İlk olarak, çalmaya çalışacağımız kurban modeli oluşturalım. Bu model gerçek dünyada korumalı bir API arkasında olacaktır.

In [None]:
# Kurban modeli oluştur
print("📦 Creating victim model...")
victim_model = VictimModel(
    model_type="resnet18",
    num_classes=10,  # CIFAR-10 için
    pretrained=True,
    device=device
)

# API wrapper oluştur
victim_api = VictimModelAPI(victim_model, rate_limit=None)

# Model bilgilerini göster
param_count = count_parameters(victim_model.model)
print(f"✅ Victim model created")
print(f"📊 Parameters: {param_count:,}")
print(f"📊 Model type: {victim_model.model_type}")
print(f"📊 Classes: {victim_model.num_classes}")

## 2. Kurban Modeli Test Etme

Kurban modelinin çalıştığından emin olalım.

In [None]:
# Test verisi oluştur
test_input = torch.randn(5, 3, 32, 32)  # 5 rastgele görüntü

# Kurban modeli sorgula
victim_response = victim_model.query(test_input, return_logits=True)

print("🧪 Victim model test:")
print(f"Input shape: {test_input.shape}")
print(f"Predictions: {victim_response['predictions']}")
print(f"Confidence scores: {victim_response['confidence']}")
print(f"Query count: {victim_model.query_count}")

## 3. Farklı Saldırı Stratejileri

Şimdi farklı sorgulama stratejilerini test edelim.

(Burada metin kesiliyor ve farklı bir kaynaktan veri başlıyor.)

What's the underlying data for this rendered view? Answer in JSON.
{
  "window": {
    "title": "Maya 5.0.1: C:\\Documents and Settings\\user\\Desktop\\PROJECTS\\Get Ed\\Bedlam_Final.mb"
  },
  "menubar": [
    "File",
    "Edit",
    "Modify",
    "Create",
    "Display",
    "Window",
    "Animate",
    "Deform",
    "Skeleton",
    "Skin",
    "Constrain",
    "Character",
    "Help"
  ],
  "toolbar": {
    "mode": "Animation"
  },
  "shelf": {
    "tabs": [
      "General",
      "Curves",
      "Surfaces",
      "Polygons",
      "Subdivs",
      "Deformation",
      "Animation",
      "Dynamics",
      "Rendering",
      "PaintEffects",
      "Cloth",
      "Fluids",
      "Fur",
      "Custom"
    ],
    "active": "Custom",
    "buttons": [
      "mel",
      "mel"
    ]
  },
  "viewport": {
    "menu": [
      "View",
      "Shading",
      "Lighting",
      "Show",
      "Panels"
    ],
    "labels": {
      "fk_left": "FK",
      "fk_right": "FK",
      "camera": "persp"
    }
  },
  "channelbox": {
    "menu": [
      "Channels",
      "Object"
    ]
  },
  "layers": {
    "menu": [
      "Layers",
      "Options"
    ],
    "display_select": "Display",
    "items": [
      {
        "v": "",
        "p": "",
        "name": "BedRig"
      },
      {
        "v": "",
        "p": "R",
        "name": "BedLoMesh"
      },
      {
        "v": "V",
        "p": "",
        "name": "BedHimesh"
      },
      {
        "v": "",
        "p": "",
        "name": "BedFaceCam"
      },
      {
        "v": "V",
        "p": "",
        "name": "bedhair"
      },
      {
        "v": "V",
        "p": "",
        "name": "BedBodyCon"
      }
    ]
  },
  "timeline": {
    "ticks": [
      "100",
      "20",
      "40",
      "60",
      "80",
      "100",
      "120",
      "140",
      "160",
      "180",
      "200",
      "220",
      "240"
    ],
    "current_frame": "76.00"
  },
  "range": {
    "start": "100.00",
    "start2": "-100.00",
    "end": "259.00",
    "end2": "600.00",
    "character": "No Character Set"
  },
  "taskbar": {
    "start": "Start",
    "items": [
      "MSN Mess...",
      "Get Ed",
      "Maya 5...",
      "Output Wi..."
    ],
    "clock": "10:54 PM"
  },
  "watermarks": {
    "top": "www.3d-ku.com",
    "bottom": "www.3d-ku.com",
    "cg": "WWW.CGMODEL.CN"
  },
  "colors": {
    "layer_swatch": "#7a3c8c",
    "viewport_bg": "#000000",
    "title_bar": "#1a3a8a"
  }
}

### 3.1 Rastgele Sorgulama Stratejisi

In [None]:
# Rastgele sorgulama stratejisi
print("🎲 Testing Random Query Strategy")

random_strategy = RandomQueryStrategy(
    data_distribution="uniform",
    input_shape=(3, 32, 32)
)

# Örnek sorgular oluştur
random_queries = random_strategy.select_queries(budget=100)
print(f"Generated {len(random_queries)} random queries")
print(f"Query shape: {random_queries.shape}")
print(f"Value range: [{random_queries.min():.3f}, {random_queries.max():.3f}]")

# İlk birkaç sorguyu görselleştir
fig, axes = plt.subplots(1, 4, figsize=(12, 3))
for i in range(4):
    # Channels first'ten channels last'e çevir
    img = random_queries[i].transpose(1, 2, 0)
    axes[i].imshow(img)
    axes[i].set_title(f"Random Query {i+1}")
    axes[i].axis('off')
plt.tight_layout()
plt.show()

### 3.2 Aktif Öğrenme Stratejisi

In [None]:
# Aktif öğrenme stratejisi
print("🧠 Testing Active Learning Strategy")

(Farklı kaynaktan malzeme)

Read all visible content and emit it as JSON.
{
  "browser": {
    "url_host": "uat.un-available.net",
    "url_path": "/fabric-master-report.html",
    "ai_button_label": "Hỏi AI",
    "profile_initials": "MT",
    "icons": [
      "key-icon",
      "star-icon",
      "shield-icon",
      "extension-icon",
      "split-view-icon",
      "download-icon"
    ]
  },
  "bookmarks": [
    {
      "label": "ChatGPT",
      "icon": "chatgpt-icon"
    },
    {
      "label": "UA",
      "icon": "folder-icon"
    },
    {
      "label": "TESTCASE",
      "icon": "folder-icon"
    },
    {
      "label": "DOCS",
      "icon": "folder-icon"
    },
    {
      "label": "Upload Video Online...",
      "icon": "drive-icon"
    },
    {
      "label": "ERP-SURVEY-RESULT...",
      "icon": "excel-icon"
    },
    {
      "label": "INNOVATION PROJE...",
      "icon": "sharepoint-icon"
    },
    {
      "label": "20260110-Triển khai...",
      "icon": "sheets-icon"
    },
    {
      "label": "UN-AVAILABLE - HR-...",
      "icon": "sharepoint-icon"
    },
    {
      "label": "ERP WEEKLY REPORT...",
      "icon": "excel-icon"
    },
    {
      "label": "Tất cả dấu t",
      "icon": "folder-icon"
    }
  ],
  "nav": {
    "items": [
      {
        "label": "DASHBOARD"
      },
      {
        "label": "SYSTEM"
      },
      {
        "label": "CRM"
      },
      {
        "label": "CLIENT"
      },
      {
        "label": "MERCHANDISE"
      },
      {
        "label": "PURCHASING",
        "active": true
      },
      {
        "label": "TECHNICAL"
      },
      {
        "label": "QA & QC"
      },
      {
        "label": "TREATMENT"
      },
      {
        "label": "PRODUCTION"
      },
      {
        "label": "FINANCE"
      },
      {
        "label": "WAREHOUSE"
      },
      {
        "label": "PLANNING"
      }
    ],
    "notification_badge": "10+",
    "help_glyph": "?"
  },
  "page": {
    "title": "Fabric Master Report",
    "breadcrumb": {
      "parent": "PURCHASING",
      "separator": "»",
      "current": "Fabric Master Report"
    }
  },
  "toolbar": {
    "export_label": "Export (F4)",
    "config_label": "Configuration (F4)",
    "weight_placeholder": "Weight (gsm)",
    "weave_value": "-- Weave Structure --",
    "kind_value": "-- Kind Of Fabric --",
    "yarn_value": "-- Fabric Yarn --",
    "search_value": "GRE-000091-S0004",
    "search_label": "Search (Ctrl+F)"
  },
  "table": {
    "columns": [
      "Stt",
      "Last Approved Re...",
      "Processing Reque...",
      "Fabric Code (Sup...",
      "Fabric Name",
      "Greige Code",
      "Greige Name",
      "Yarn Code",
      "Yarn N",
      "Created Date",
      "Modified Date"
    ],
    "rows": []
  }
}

active_strategy = ActiveLearningStrategy(
    initial_pool_size=500,
    uncertainty_method="entropy"
)

# İlk sorgular (clone model olmadan)
active_queries = active_strategy.select_queries(budget=50)
print(f"Generated {len(active_queries)} active learning queries")
print(f"Strategy uses uncertainty-based selection")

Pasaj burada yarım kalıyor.